In recent months a debate has been raging in the labour movement over the use of section 457 visas and what attitude the unions should take. There have been many points of view put forward.
Both the bosses and the union movement agree that we have a skills shortage. Whilst the shortages vary depending on the state and the industry in general it is agreed that Australia needs to address this crisis. Even employer organisations are pointing out that in the skilled trade areas we now have completion of apprenticeship rates 24 per cent below what they were in 1996.
The Howard government has been a major contributor to this crisis through its dismal record on funding for the TAFE system. For example in the 2003/04 budget there was no increase in funding at all for the TAFE system. Many state budgets have gone even further and actually delivered a decrease in funding in real terms. This reflects the policies of neo-liberalism being applied to our training and education systems both at the state and federal levels.
It’s been obvious that the bosses have also failed to invest sufficiently in training and in traditional apprenticeships to meet the demand for labour. The nature of capitalism is that most bosses have a short term approach to profit making and see training as wasted money, better put to use in lining their own pockets.
Apprenticeships for years have also not been made attractive to young people, at the moment apprentices are barely paid more than the unemployment benefit and in many cases bosses use apprentices as another form of cheap labour exploiting their vulnerability and not providing them with thorough on the job training.
The reason Howard is now supporting an increase in skilled migration is that he is being put under pressure from employer organisations to provide pools of cheap and unorganised labour to fulfil the needs of big business. The other reason bosses argues for higher immigration of skilled labour is that all of the costs of training have been paid for overseas.
It is clear that in general the two major parties support the needs of big business over the needs of working people, whether those people are Australian or migrants. Both the Liberals and Labor support globalisation and the exploitative policies of neo-liberalism. These policies force many workers in the so called ‘third world’ to seek decent wages and conditions in countries like Australia.
Globalisation causes social and economic problems both for Australian workers and migrant workers. Only the bosses benefit if workers blame each other for these problems. Instead of letting the bosses play migrant workers off against Australian workers the trade union movement should be aiming to recruit these workers to our ranks ensuring that they we are all getting the same wages and conditions. This would cut across the bosses’ tactic of ‘divide and rule’.
The Australian labour movement should support the call for all migrant workers to be entitled to the same working conditions and living conditions as Australian workers.

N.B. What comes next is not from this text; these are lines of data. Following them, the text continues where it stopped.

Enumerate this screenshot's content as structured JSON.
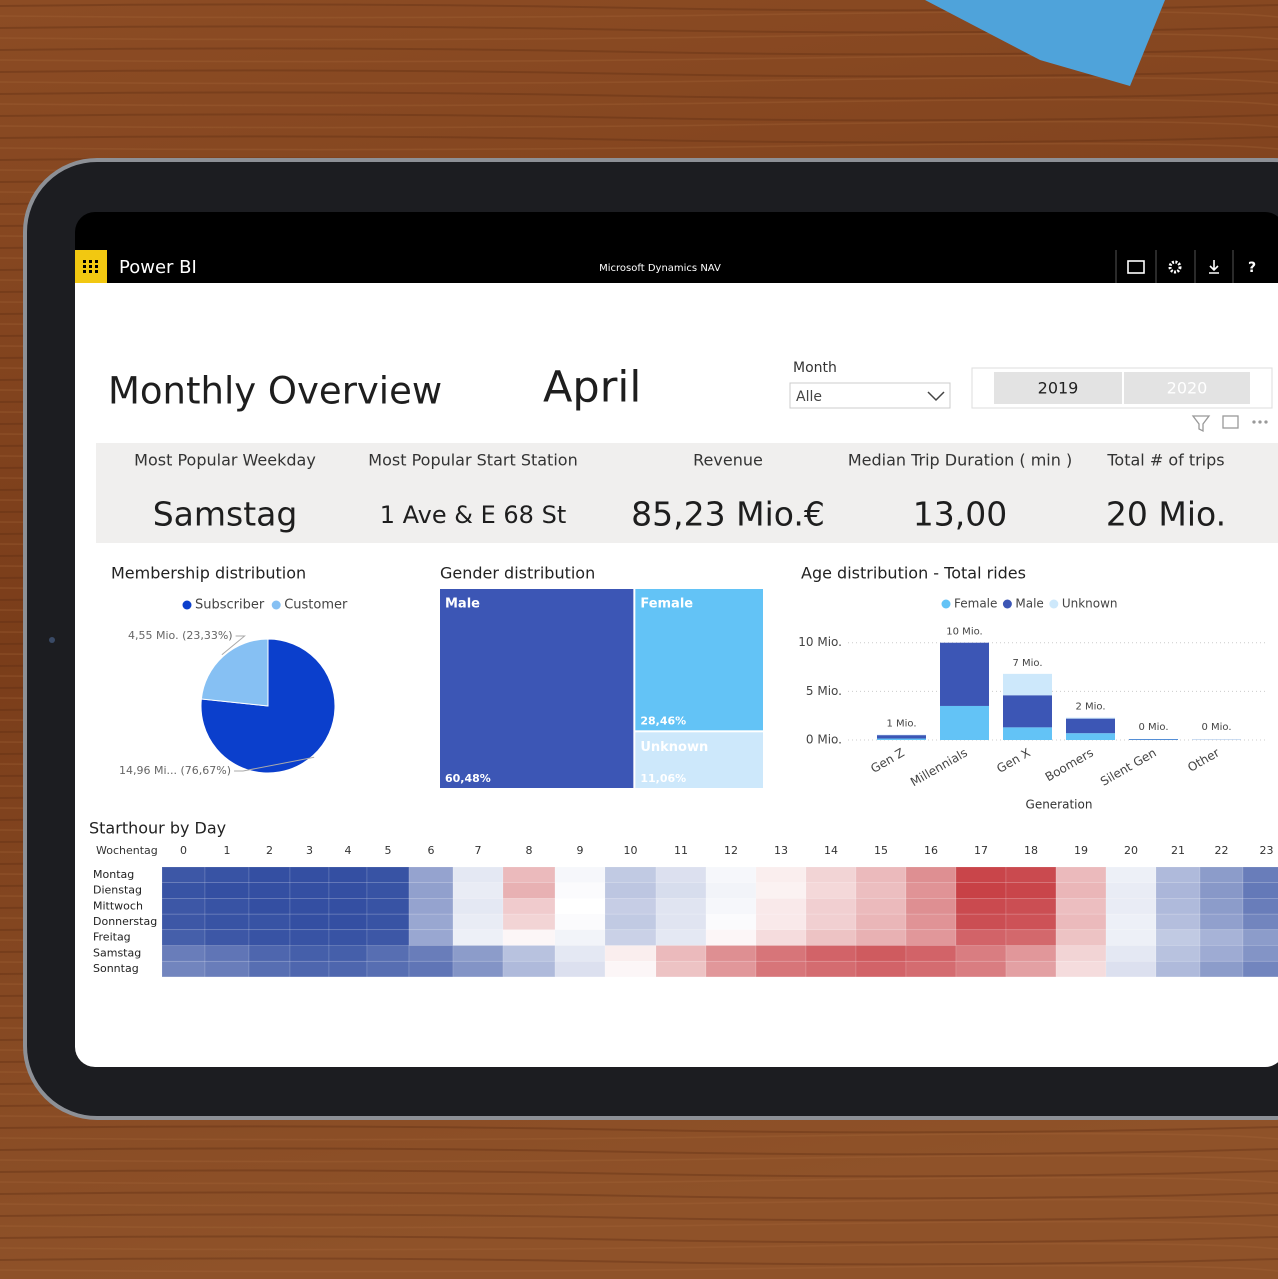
{
  "app": {
    "title": "Power BI",
    "workspace": "Microsoft Dynamics NAV",
    "help": "?"
  },
  "report": {
    "title": "Monthly Overview",
    "selected_month": "April",
    "slicer_label": "Month",
    "slicer_value": "Alle",
    "years": [
      "2019",
      "2020"
    ]
  },
  "kpis": [
    {
      "label": "Most Popular Weekday",
      "value": "Samstag"
    },
    {
      "label": "Most Popular Start Station",
      "value": "1 Ave & E 68 St"
    },
    {
      "label": "Revenue",
      "value": "85,23 Mio.€"
    },
    {
      "label": "Median Trip Duration ( min )",
      "value": "13,00"
    },
    {
      "label": "Total # of trips",
      "value": "20 Mio."
    }
  ],
  "chart_data": [
    {
      "type": "pie",
      "title": "Membership distribution",
      "categories": [
        "Subscriber",
        "Customer"
      ],
      "values": [
        14960000,
        4550000
      ],
      "value_labels": [
        "14,96 Mi... (76,67%)",
        "4,55 Mio. (23,33%)"
      ],
      "colors": [
        "#0b3fcc",
        "#86c0f3"
      ]
    },
    {
      "type": "treemap",
      "title": "Gender distribution",
      "categories": [
        "Male",
        "Female",
        "Unknown"
      ],
      "values": [
        60.48,
        28.46,
        11.06
      ],
      "value_labels": [
        "60,48%",
        "28,46%",
        "11,06%"
      ],
      "colors": [
        "#3c56b5",
        "#63c3f6",
        "#cde8fb"
      ]
    },
    {
      "type": "stacked_bar",
      "title": "Age distribution - Total rides",
      "x_label": "Generation",
      "categories": [
        "Gen Z",
        "Millennials",
        "Gen X",
        "Boomers",
        "Silent Gen",
        "Other"
      ],
      "series": [
        {
          "name": "Female",
          "color": "#63c3f6",
          "values": [
            150000,
            3500000,
            1300000,
            700000,
            50000,
            20000
          ]
        },
        {
          "name": "Male",
          "color": "#3c56b5",
          "values": [
            350000,
            6500000,
            3300000,
            1500000,
            50000,
            20000
          ]
        },
        {
          "name": "Unknown",
          "color": "#cde8fb",
          "values": [
            50000,
            0,
            2200000,
            100000,
            0,
            10000
          ]
        }
      ],
      "total_labels": [
        "1 Mio.",
        "10 Mio.",
        "7 Mio.",
        "2 Mio.",
        "0 Mio.",
        "0 Mio."
      ],
      "ylim": [
        0,
        11000000
      ],
      "yticks": [
        {
          "value": 0,
          "label": "0 Mio."
        },
        {
          "value": 5000000,
          "label": "5 Mio."
        },
        {
          "value": 10000000,
          "label": "10 Mio."
        }
      ],
      "grid": true
    },
    {
      "type": "heatmap",
      "title": "Starthour by Day",
      "row_header": "Wochentag",
      "columns": [
        0,
        1,
        2,
        3,
        4,
        5,
        6,
        7,
        8,
        9,
        10,
        11,
        12,
        13,
        14,
        15,
        16,
        17,
        18,
        19,
        20,
        21,
        22,
        23
      ],
      "rows": [
        "Montag",
        "Dienstag",
        "Mittwoch",
        "Donnerstag",
        "Freitag",
        "Samstag",
        "Sonntag"
      ],
      "values": [
        [
          6,
          5,
          4,
          4,
          4,
          5,
          26,
          44,
          66,
          48,
          36,
          42,
          48,
          54,
          60,
          66,
          76,
          93,
          92,
          66,
          46,
          32,
          24,
          16
        ],
        [
          5,
          4,
          4,
          4,
          4,
          5,
          25,
          45,
          68,
          49,
          35,
          41,
          47,
          53,
          59,
          65,
          75,
          94,
          93,
          67,
          45,
          31,
          23,
          15
        ],
        [
          6,
          5,
          4,
          4,
          4,
          5,
          26,
          44,
          62,
          50,
          37,
          43,
          48,
          55,
          61,
          66,
          76,
          92,
          91,
          65,
          45,
          32,
          24,
          16
        ],
        [
          6,
          5,
          5,
          4,
          4,
          5,
          27,
          45,
          60,
          49,
          36,
          43,
          49,
          55,
          61,
          67,
          75,
          91,
          90,
          66,
          46,
          33,
          25,
          18
        ],
        [
          8,
          6,
          5,
          5,
          5,
          6,
          27,
          46,
          52,
          47,
          38,
          44,
          52,
          58,
          64,
          68,
          74,
          86,
          85,
          64,
          46,
          36,
          30,
          24
        ],
        [
          16,
          14,
          10,
          8,
          8,
          12,
          16,
          24,
          34,
          44,
          54,
          66,
          76,
          82,
          86,
          88,
          86,
          80,
          74,
          60,
          44,
          34,
          28,
          22
        ],
        [
          18,
          16,
          12,
          10,
          10,
          12,
          14,
          22,
          32,
          42,
          52,
          64,
          74,
          82,
          84,
          86,
          84,
          80,
          72,
          58,
          42,
          32,
          24,
          18
        ]
      ],
      "zlim": [
        0,
        100
      ],
      "colorscale": [
        "#22409a",
        "#ffffff",
        "#c0272d"
      ]
    }
  ]
}
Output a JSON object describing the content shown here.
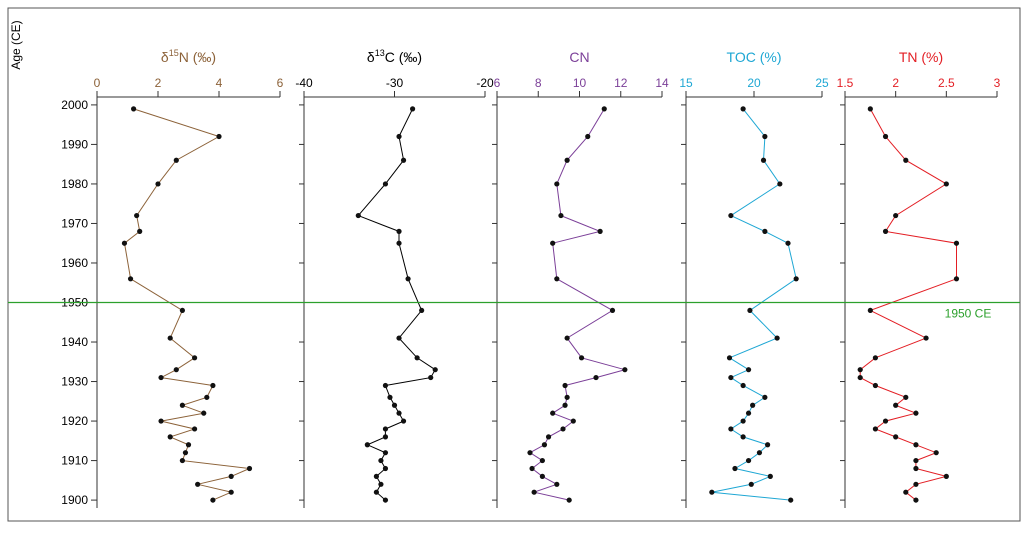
{
  "y_axis": {
    "label": "Age (CE)",
    "ticks": [
      2000,
      1990,
      1980,
      1970,
      1960,
      1950,
      1940,
      1930,
      1920,
      1910,
      1900
    ],
    "ylim": [
      1898,
      2002
    ]
  },
  "reference_line": {
    "value": 1950,
    "label": "1950 CE",
    "color": "#2ca02c"
  },
  "chart_data": [
    {
      "type": "line",
      "title": "δ15N (‰)",
      "title_parts": {
        "pre": "δ",
        "sup": "15",
        "post": "N (‰)"
      },
      "color": "#8c6239",
      "xlim": [
        0,
        6
      ],
      "x_ticks": [
        0,
        2,
        4,
        6
      ],
      "points": [
        [
          1.2,
          1999
        ],
        [
          4.0,
          1992
        ],
        [
          2.6,
          1986
        ],
        [
          2.0,
          1980
        ],
        [
          1.3,
          1972
        ],
        [
          1.4,
          1968
        ],
        [
          0.9,
          1965
        ],
        [
          1.1,
          1956
        ],
        [
          2.8,
          1948
        ],
        [
          2.4,
          1941
        ],
        [
          3.2,
          1936
        ],
        [
          2.6,
          1933
        ],
        [
          2.1,
          1931
        ],
        [
          3.8,
          1929
        ],
        [
          3.6,
          1926
        ],
        [
          2.8,
          1924
        ],
        [
          3.5,
          1922
        ],
        [
          2.1,
          1920
        ],
        [
          3.2,
          1918
        ],
        [
          2.4,
          1916
        ],
        [
          3.0,
          1914
        ],
        [
          2.9,
          1912
        ],
        [
          2.8,
          1910
        ],
        [
          5.0,
          1908
        ],
        [
          4.4,
          1906
        ],
        [
          3.3,
          1904
        ],
        [
          4.4,
          1902
        ],
        [
          3.8,
          1900
        ]
      ]
    },
    {
      "type": "line",
      "title": "δ13C (‰)",
      "title_parts": {
        "pre": "δ",
        "sup": "13",
        "post": "C (‰)"
      },
      "color": "#000000",
      "xlim": [
        -40,
        -20
      ],
      "x_ticks": [
        -40,
        -30,
        -20
      ],
      "points": [
        [
          -28.0,
          1999
        ],
        [
          -29.5,
          1992
        ],
        [
          -29.0,
          1986
        ],
        [
          -31.0,
          1980
        ],
        [
          -34.0,
          1972
        ],
        [
          -29.5,
          1968
        ],
        [
          -29.5,
          1965
        ],
        [
          -28.5,
          1956
        ],
        [
          -27.0,
          1948
        ],
        [
          -29.5,
          1941
        ],
        [
          -27.5,
          1936
        ],
        [
          -25.5,
          1933
        ],
        [
          -26.0,
          1931
        ],
        [
          -31.0,
          1929
        ],
        [
          -30.5,
          1926
        ],
        [
          -30.0,
          1924
        ],
        [
          -29.5,
          1922
        ],
        [
          -29.0,
          1920
        ],
        [
          -31.0,
          1918
        ],
        [
          -31.0,
          1916
        ],
        [
          -33.0,
          1914
        ],
        [
          -31.0,
          1912
        ],
        [
          -31.5,
          1910
        ],
        [
          -31.0,
          1908
        ],
        [
          -32.0,
          1906
        ],
        [
          -31.5,
          1904
        ],
        [
          -32.0,
          1902
        ],
        [
          -31.0,
          1900
        ]
      ]
    },
    {
      "type": "line",
      "title": "CN",
      "color": "#7b3f98",
      "xlim": [
        6,
        14
      ],
      "x_ticks": [
        6,
        8,
        10,
        12,
        14
      ],
      "points": [
        [
          11.2,
          1999
        ],
        [
          10.4,
          1992
        ],
        [
          9.4,
          1986
        ],
        [
          8.9,
          1980
        ],
        [
          9.1,
          1972
        ],
        [
          11.0,
          1968
        ],
        [
          8.7,
          1965
        ],
        [
          8.9,
          1956
        ],
        [
          11.6,
          1948
        ],
        [
          9.4,
          1941
        ],
        [
          10.1,
          1936
        ],
        [
          12.2,
          1933
        ],
        [
          10.8,
          1931
        ],
        [
          9.3,
          1929
        ],
        [
          9.4,
          1926
        ],
        [
          9.3,
          1924
        ],
        [
          8.7,
          1922
        ],
        [
          9.7,
          1920
        ],
        [
          9.2,
          1918
        ],
        [
          8.5,
          1916
        ],
        [
          8.3,
          1914
        ],
        [
          7.6,
          1912
        ],
        [
          8.2,
          1910
        ],
        [
          7.7,
          1908
        ],
        [
          8.2,
          1906
        ],
        [
          8.9,
          1904
        ],
        [
          7.8,
          1902
        ],
        [
          9.5,
          1900
        ]
      ]
    },
    {
      "type": "line",
      "title": "TOC (%)",
      "color": "#1ea7d4",
      "xlim": [
        15,
        25
      ],
      "x_ticks": [
        15,
        20,
        25
      ],
      "points": [
        [
          19.2,
          1999
        ],
        [
          20.8,
          1992
        ],
        [
          20.7,
          1986
        ],
        [
          21.9,
          1980
        ],
        [
          18.3,
          1972
        ],
        [
          20.8,
          1968
        ],
        [
          22.5,
          1965
        ],
        [
          23.1,
          1956
        ],
        [
          19.7,
          1948
        ],
        [
          21.7,
          1941
        ],
        [
          18.2,
          1936
        ],
        [
          19.6,
          1933
        ],
        [
          18.3,
          1931
        ],
        [
          19.2,
          1929
        ],
        [
          20.8,
          1926
        ],
        [
          19.9,
          1924
        ],
        [
          19.6,
          1922
        ],
        [
          19.2,
          1920
        ],
        [
          18.3,
          1918
        ],
        [
          19.2,
          1916
        ],
        [
          21.0,
          1914
        ],
        [
          20.4,
          1912
        ],
        [
          19.6,
          1910
        ],
        [
          18.6,
          1908
        ],
        [
          21.2,
          1906
        ],
        [
          19.8,
          1904
        ],
        [
          16.9,
          1902
        ],
        [
          22.7,
          1900
        ]
      ]
    },
    {
      "type": "line",
      "title": "TN (%)",
      "color": "#e31e24",
      "xlim": [
        1.5,
        3.0
      ],
      "x_ticks": [
        1.5,
        2.0,
        2.5,
        3.0
      ],
      "points": [
        [
          1.75,
          1999
        ],
        [
          1.9,
          1992
        ],
        [
          2.1,
          1986
        ],
        [
          2.5,
          1980
        ],
        [
          2.0,
          1972
        ],
        [
          1.9,
          1968
        ],
        [
          2.6,
          1965
        ],
        [
          2.6,
          1956
        ],
        [
          1.75,
          1948
        ],
        [
          2.3,
          1941
        ],
        [
          1.8,
          1936
        ],
        [
          1.65,
          1933
        ],
        [
          1.65,
          1931
        ],
        [
          1.8,
          1929
        ],
        [
          2.1,
          1926
        ],
        [
          2.0,
          1924
        ],
        [
          2.2,
          1922
        ],
        [
          1.9,
          1920
        ],
        [
          1.8,
          1918
        ],
        [
          2.0,
          1916
        ],
        [
          2.2,
          1914
        ],
        [
          2.4,
          1912
        ],
        [
          2.2,
          1910
        ],
        [
          2.2,
          1908
        ],
        [
          2.5,
          1906
        ],
        [
          2.2,
          1904
        ],
        [
          2.1,
          1902
        ],
        [
          2.2,
          1900
        ]
      ]
    }
  ]
}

This would ensure migrant labour would only be used by bosses when it is absolutely needed and not as a way of undercutting Australian wages and conditions.
Under capitalism the bosses are free to move capital to wherever it makes the highest profit whilst workers are forced through immigration controls, including visas, to work where they are going to be most heavily exploited. This is the case with section 457 visas.
We are now living in a very competitive global economy and as the bosses aim to increase their profits, workers will be facing increased levels of exploitation right across the world. It is all the more important now that just as the bosses have ?globalised?, we in the labour movement must do the same. An injury to one is an injury to all.